Method

GioTlsCertificateverify

since: 2.28

Declaration [src]

GTlsCertificateFlags
g_tls_certificate_verify (
  GTlsCertificate* cert,
  GSocketConnectable* identity,
  GTlsCertificate* trusted_ca
)

Description [src]

This verifies cert and returns a set of GTlsCertificateFlags indicating any problems found with it. This can be used to verify a certificate outside the context of making a connection, or to check a certificate against a CA that is not part of the system CA database.

If cert is valid, G_TLS_CERTIFICATE_NO_FLAGS is returned.

If identity is not NULL, certs name(s) will be compared against it, and G_TLS_CERTIFICATE_BAD_IDENTITY will be set in the return value if it does not match. If identity is NULL, that bit will never be set in the return value.
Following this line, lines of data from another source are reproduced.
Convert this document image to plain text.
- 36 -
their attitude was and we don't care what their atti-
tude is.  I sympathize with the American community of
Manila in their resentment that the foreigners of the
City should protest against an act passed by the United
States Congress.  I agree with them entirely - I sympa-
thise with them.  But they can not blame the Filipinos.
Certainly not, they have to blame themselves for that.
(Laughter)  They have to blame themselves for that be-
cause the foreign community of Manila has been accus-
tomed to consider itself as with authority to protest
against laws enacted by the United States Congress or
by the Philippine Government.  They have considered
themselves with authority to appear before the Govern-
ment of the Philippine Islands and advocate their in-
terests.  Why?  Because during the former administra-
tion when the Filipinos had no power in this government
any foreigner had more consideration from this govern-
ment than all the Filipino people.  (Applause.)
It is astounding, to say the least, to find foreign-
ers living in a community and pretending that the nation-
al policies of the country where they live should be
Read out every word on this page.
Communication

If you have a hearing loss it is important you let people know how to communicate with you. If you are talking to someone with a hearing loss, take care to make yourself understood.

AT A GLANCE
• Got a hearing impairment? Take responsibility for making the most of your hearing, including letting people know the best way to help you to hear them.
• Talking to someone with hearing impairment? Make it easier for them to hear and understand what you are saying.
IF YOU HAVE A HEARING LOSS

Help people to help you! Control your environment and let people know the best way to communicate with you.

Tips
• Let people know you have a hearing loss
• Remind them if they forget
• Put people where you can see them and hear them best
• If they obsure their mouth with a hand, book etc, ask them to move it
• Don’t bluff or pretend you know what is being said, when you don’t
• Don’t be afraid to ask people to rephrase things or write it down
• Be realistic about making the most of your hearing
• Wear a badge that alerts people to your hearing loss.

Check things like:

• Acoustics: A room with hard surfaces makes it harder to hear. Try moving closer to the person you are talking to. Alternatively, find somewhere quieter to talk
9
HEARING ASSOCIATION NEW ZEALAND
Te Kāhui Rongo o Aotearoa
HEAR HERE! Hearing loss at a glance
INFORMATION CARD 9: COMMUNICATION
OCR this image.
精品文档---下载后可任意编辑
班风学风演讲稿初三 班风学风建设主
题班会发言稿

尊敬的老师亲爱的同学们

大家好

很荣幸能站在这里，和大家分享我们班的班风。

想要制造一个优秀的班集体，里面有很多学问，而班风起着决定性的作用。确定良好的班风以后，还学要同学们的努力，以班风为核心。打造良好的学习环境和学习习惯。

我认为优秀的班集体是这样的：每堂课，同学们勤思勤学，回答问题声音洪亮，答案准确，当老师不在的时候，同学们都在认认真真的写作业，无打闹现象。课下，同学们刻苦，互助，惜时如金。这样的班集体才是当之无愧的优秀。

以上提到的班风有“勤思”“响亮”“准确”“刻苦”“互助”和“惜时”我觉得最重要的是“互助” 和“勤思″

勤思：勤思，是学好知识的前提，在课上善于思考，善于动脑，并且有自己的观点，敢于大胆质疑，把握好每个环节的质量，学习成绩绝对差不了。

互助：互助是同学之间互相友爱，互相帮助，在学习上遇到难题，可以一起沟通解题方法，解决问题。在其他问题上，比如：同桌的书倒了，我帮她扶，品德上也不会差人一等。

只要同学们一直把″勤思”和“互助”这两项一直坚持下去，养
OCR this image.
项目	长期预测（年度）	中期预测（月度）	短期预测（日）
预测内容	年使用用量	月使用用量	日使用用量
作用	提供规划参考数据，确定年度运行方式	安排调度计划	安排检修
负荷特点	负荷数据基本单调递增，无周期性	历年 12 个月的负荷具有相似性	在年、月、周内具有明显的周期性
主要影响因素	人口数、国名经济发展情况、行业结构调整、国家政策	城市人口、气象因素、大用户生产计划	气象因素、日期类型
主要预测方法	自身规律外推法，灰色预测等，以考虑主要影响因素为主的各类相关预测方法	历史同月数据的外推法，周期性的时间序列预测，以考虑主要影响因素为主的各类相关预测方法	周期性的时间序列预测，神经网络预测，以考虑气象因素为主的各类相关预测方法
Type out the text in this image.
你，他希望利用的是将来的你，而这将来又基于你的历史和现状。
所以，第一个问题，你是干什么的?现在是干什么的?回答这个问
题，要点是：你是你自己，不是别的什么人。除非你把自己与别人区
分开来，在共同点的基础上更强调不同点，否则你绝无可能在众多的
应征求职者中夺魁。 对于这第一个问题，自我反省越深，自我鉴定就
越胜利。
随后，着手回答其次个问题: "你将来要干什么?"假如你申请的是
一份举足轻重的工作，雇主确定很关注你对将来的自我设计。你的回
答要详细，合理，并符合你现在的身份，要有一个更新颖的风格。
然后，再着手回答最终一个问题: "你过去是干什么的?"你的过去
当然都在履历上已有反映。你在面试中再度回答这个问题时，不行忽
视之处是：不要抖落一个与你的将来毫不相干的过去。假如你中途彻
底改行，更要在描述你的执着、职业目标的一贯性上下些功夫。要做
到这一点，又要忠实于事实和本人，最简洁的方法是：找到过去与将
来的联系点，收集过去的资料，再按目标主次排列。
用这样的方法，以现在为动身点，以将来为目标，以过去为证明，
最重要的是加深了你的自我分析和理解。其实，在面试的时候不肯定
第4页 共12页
If trusted_ca is not NULL, then cert (or one of the certificates in its chain) must be signed by it, or else G_TLS_CERTIFICATE_UNKNOWN_CA will be set in the return value. If trusted_ca is NULL, that bit will never be set in the return value.

GLib guarantees that if certificate verification fails, at least one error will be set in the return value, but it does not guarantee that all possible errors will be set. Accordingly, you may not safely decide to ignore any particular type of error. For example, it would be incorrect to mask G_TLS_CERTIFICATE_EXPIRED if you want to allow expired certificates, because this could potentially be the only error flag set even if other problems exist with the certificate.

Because TLS session context is not used, GTlsCertificate may not perform as many checks on the certificates as GTlsConnection would. For example, certificate constraints may not be honored, and revocation checks may not be performed. The best way to verify TLS certificates used by a TLS connection is to let GTlsConnection handle the verification.

Available since: 2.28

Parameters

identity

Type: GSocketConnectable

The expected peer identity.

The argument can be NULL.
The data is owned by the caller of the method.
trusted_ca

Type: GTlsCertificate

The certificate of a trusted authority.

The argument can be NULL.
The data is owned by the caller of the method.

Return value

Type: GTlsCertificateFlags

The appropriate GTlsCertificateFlags.